A lot of old ISA cards requires -5V internally. Many of them integrate their own 7905 linear regulator and don’t use the -5V rail provided by the power supply through the motherboard. For example, the Media Vision Pro Audio Spectrum 16 (PAS16) is one of them: you can see the 7905 on top left of the board.
But many boards rely on the -5V provided by the PSU. One of them is the famous Sound Blaster 2.0 (CT1350) :
But what is the -5V used for? In all the ISA Card I studied, the -5V is used for the same stage: preamp. Basically, a sound card generates an analog signal from a digital bus with a DAC (Digital to Analog Converter). On the picture above, the DAC is the tiny IC in the center of the board marked “Y3014B”. It’s a Yamaha YM3014B. The output signal from this DAC is very weak and must be amplified before reaching speakers.
First, the analog from the DAC is preamplified with the two ICs marked KA3403 just above him. It’s a signal conditioning stage only. They are simple low-power operational amplifiers used to boost the voltage amplitude of the DAC signal to a bigger one. But in order to connect speakers, you need a much higher current/power capability. So the signal is then fed to a power amplifier: the ST TEA2025B located on the right of the board. This schematic is very common and used in almost all ISA sound cards.

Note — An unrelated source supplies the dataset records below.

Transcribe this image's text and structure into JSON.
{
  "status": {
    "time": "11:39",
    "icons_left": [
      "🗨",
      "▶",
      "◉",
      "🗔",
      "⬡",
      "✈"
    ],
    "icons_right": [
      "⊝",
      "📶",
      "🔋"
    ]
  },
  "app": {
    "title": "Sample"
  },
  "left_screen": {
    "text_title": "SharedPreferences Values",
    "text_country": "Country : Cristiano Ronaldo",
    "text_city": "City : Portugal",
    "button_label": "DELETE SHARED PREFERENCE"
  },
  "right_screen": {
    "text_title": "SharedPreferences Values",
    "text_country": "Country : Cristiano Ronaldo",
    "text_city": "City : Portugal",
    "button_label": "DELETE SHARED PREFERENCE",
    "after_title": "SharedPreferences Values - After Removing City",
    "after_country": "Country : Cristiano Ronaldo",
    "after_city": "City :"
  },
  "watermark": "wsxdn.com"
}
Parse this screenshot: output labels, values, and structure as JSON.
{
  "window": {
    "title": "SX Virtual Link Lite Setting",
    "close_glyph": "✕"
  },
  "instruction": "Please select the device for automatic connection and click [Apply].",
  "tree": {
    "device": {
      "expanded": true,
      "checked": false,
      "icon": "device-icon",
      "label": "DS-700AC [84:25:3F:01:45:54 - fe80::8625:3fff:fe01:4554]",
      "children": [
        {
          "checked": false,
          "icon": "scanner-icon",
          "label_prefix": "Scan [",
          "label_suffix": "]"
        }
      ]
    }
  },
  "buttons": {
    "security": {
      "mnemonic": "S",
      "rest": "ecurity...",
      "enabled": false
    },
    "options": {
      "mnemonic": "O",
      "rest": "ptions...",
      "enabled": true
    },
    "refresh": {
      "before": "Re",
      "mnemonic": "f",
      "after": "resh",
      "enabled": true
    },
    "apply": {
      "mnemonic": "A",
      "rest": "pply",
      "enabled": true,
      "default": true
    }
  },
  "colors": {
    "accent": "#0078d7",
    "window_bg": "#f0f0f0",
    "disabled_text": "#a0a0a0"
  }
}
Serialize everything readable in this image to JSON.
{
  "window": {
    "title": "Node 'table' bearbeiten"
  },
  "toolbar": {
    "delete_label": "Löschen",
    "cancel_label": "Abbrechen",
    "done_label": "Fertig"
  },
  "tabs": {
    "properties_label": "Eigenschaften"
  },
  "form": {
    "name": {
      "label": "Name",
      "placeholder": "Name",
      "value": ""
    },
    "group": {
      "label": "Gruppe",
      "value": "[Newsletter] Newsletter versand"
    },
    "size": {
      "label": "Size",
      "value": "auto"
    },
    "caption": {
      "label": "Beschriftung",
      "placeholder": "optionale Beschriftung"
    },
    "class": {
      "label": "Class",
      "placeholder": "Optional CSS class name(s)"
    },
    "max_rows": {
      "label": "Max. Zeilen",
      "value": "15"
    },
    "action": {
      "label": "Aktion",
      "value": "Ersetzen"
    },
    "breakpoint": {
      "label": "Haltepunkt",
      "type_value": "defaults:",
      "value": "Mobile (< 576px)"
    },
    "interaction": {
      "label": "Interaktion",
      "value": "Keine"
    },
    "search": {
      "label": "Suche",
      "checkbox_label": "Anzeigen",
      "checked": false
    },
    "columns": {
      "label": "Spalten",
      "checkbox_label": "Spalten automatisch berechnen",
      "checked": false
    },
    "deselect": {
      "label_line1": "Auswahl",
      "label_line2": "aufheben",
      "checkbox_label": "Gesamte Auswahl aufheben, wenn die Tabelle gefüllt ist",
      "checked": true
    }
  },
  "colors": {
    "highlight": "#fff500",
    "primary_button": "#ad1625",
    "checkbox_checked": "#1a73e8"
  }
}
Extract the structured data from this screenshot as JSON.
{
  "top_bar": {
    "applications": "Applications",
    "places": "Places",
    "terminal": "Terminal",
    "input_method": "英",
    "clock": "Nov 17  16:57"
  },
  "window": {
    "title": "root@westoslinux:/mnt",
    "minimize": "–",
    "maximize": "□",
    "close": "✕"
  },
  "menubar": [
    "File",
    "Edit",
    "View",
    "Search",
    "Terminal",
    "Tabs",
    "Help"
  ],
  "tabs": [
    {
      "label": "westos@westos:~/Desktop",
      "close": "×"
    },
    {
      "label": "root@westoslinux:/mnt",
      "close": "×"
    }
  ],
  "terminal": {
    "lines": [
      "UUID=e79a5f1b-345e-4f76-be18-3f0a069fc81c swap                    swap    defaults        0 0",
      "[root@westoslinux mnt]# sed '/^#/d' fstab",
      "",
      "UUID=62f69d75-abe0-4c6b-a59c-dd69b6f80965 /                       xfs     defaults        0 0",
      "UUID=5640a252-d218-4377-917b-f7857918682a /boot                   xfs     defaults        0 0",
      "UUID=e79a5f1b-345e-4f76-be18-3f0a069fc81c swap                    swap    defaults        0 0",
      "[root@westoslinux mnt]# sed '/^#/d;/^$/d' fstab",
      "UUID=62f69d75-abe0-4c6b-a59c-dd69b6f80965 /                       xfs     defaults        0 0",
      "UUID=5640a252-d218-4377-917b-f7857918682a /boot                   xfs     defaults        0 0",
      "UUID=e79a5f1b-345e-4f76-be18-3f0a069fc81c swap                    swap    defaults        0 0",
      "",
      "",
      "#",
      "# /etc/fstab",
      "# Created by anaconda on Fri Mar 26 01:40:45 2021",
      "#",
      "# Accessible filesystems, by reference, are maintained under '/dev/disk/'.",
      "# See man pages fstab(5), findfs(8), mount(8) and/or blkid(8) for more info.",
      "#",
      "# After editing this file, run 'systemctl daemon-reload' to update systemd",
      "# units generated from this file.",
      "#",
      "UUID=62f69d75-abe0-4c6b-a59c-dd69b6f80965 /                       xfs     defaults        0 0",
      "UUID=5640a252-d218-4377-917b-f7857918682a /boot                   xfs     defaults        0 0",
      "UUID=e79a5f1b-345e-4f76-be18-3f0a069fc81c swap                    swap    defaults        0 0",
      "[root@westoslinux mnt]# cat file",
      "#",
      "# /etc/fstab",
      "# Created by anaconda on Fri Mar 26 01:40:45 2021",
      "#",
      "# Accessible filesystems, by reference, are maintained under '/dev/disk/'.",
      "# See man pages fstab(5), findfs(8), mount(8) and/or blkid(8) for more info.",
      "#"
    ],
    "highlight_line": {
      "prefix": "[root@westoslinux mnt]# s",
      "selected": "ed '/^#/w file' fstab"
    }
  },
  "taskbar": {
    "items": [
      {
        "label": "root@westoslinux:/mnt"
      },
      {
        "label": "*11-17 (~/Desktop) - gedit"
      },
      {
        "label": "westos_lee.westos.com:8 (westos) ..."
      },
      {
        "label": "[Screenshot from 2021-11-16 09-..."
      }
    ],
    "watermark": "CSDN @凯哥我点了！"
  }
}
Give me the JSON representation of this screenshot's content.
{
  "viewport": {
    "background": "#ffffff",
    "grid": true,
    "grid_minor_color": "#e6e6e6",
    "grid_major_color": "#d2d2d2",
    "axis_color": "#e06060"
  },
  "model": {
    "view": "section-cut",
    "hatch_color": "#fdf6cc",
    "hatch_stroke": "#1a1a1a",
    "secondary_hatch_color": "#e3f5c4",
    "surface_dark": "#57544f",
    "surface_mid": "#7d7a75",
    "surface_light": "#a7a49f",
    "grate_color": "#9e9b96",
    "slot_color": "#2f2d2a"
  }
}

-5V is only required for the KA3403s (the preamplifier stage). The datasheet available here tells us the output load is spec’ed at 2K Ohm so each KA3403 can output 2.5 mA x 4 opamp = ~10 mA. We have two of them and let’s add the power supply current (spec’ed at 7 mA max) and the Sound Blaster 2.0 will never need more than 2 x (10+7) = 34 mA on the -5V. That’s an absolute maximum in a worst-case scenario. Actually, the “typical” power supply is 2.8 mA and the load is much higher than 2K Ohm.
After the math, let’s check in real world:
As you can see, the actual load on -5V is only ~6 mA. This is a low current, but it’s required to get sound. As soon as I disconnected the -5V line, the sound card stops working.
Preamplifiers are very sensitive to electric noise. For such low current requirement, a DC-DC converter is useless and even harmful to sound quality.
The same schematic is found on all sound cards that requires -5V. Here is a Sound Blaster CT1920 AWE Upgrade “Goldfinch”:The -5V line is also used for the TL074C quad opamp (very similar to the KA3403) and outputs only a low power “Line Out” Signal. I measured the typical current slightly below 10 mA.
Finally, you probably wonder what’s the point with other ISA cards that are NOT sound cards. Short answer: same! None of them requires more than a few milliamps on -5V. For example, here is one of the rare ISA Network cards that needs -5V to work properly, the 3COM Etherlink 16 TV (3C507-TP) :
Connected to an Ethernet 10Base-T switch, it only requires 2.5 mA on -5V.
Conclusion: the maximum current required on -5V is very low and we need a voltage with low noise because it is usually used to fed preamplifiers. A linear regulator is definitely the way to go. On the ATX2AT Smart Converter, you will find a linear regulator protected with a 100 mA resettable PPTC fuse.